Menurut saya ini kesempatan baik untuk mengajak anak-anak mengenal ibukota negaranya. Meski kesannya jadi penuh manipulasi, karena berbeda dengan realitasnya sehari-hari. Tetapi kapan lagi, mumpung hanya dengan tiga ribu limaratus rupiah, kita bisa melenggang menyusuri ibukota nan sepi.
Perjalanan akan saya mulai dari terminal Pinang Ranti ke Kota. Di sana saya akan bercerita pada anak saya tentang Indonesia di era kolonialisme. Penjajahan yang juga meninggalkan jejak, berupa karya arsitektur yang megah di eranya. Mulai stasiun kereta api Beos, Gedung balaikota Batavia, Musium Wayang, Museum Bank Mandiri, Museum BI, dan masih banyak lainnya.
Ketika melintasi Kawasan Senayan, saya akan menjelaskan bagaimana besarnya pengaruh presiden Indonesia pertama, Soekarno. Tokoh yang menghipnotis dunia dengan kepiawaiannya membangun diplomasi. Lalu bagaimana dia mencoba membangkitkan harga diri bangsa di tengah masyarakat global hingga akhirnya Stadion GBK yang legendaris itu dibangun. Tetapi karena materinya terlalu berat, mungkin cerita bagian ini akan saya urungkan.
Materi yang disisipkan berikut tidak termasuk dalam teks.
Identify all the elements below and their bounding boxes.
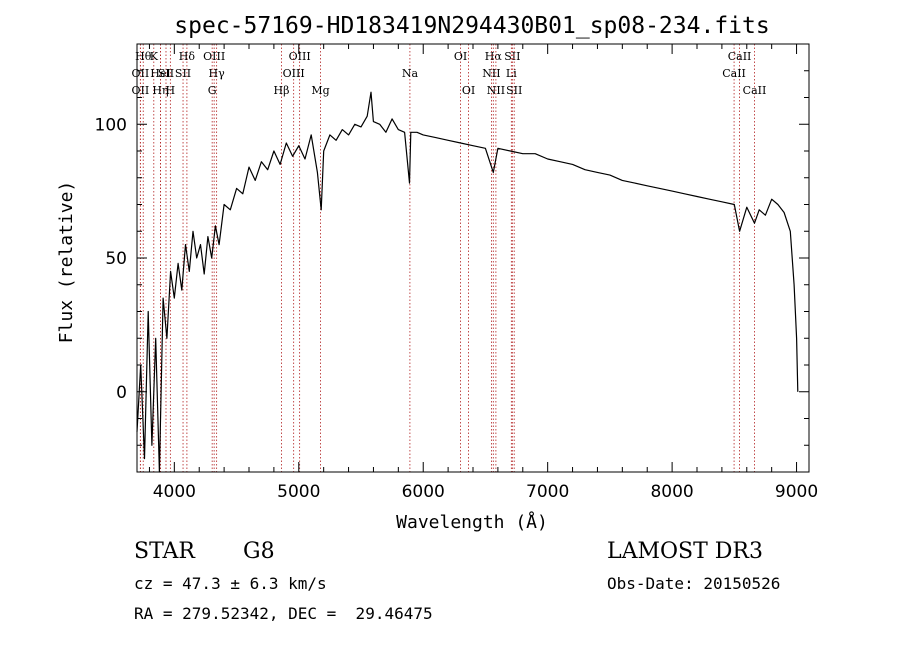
line-label-8: Hδ <box>179 50 196 63</box>
line-label-17: Na <box>402 67 419 80</box>
line-label-25: SII <box>506 84 522 97</box>
x-tick-label-4: 8000 <box>650 482 693 502</box>
line-label-9: SII <box>175 67 191 80</box>
plot-frame <box>136 43 810 473</box>
line-label-21: NII <box>482 67 500 80</box>
spectrum-series <box>136 91 799 473</box>
spectral-subclass: G8 <box>243 539 275 564</box>
y-tick-label-0: 0 <box>116 383 127 403</box>
x-tick-label-0: 4000 <box>153 482 196 502</box>
line-label-12: G <box>208 84 217 97</box>
line-label-26: CaII <box>728 50 752 63</box>
line-label-3: K <box>150 50 159 63</box>
line-label-2: OII <box>132 84 150 97</box>
line-label-20: Hα <box>485 50 503 63</box>
line-label-11: Hγ <box>209 67 226 80</box>
line-label-27: CaII <box>722 67 746 80</box>
chart-title: spec-57169-HD183419N294430B01_sp08-234.f… <box>174 13 769 39</box>
line-label-0: Hθ <box>135 50 152 63</box>
y-tick-label-2: 100 <box>95 115 127 135</box>
line-label-24: Li <box>506 67 517 80</box>
line-label-23: SII <box>504 50 520 63</box>
line-label-14: OIII <box>283 67 305 80</box>
line-label-28: CaII <box>743 84 767 97</box>
y-tick-label-1: 50 <box>105 249 127 269</box>
x-tick-label-5: 9000 <box>775 482 818 502</box>
y-axis-label: Flux (relative) <box>56 181 77 344</box>
coordinates: RA = 279.52342, DEC = 29.46475 <box>134 604 433 623</box>
x-tick-label-3: 7000 <box>526 482 569 502</box>
line-label-15: Hβ <box>274 84 290 97</box>
line-label-22: NII <box>487 84 505 97</box>
line-label-10: OIII <box>203 50 225 63</box>
line-label-6: SII <box>158 67 174 80</box>
object-class: STAR <box>134 539 195 564</box>
x-axis-label: Wavelength (Å) <box>396 511 548 533</box>
survey-name: LAMOST DR3 <box>607 539 763 564</box>
line-label-13: OIII <box>289 50 311 63</box>
line-label-19: OI <box>462 84 475 97</box>
x-tick-label-1: 5000 <box>277 482 320 502</box>
line-label-5: Hη <box>152 84 168 97</box>
redshift-velocity: cz = 47.3 ± 6.3 km/s <box>134 574 327 593</box>
line-label-16: Mg <box>311 84 329 97</box>
x-tick-label-2: 6000 <box>402 482 445 502</box>
line-label-18: OI <box>454 50 467 63</box>
line-label-7: H <box>166 84 176 97</box>
observation-date: Obs-Date: 20150526 <box>607 574 781 593</box>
Hanya dengan naik Tranjakarta dua jurusan ini saja, saya yakin sudah nyaris seharian. Bisa jadi, perjalanan pulang ke Pinang Ranti, sudah menjelang malam. Jadi perjalanan semakin lengkap. Karena dalam kelelahan, kami bisa menikmati indahnya ibukota di malam hari. Semoga apa yang saya bayangkan, dapat terwujud nanti.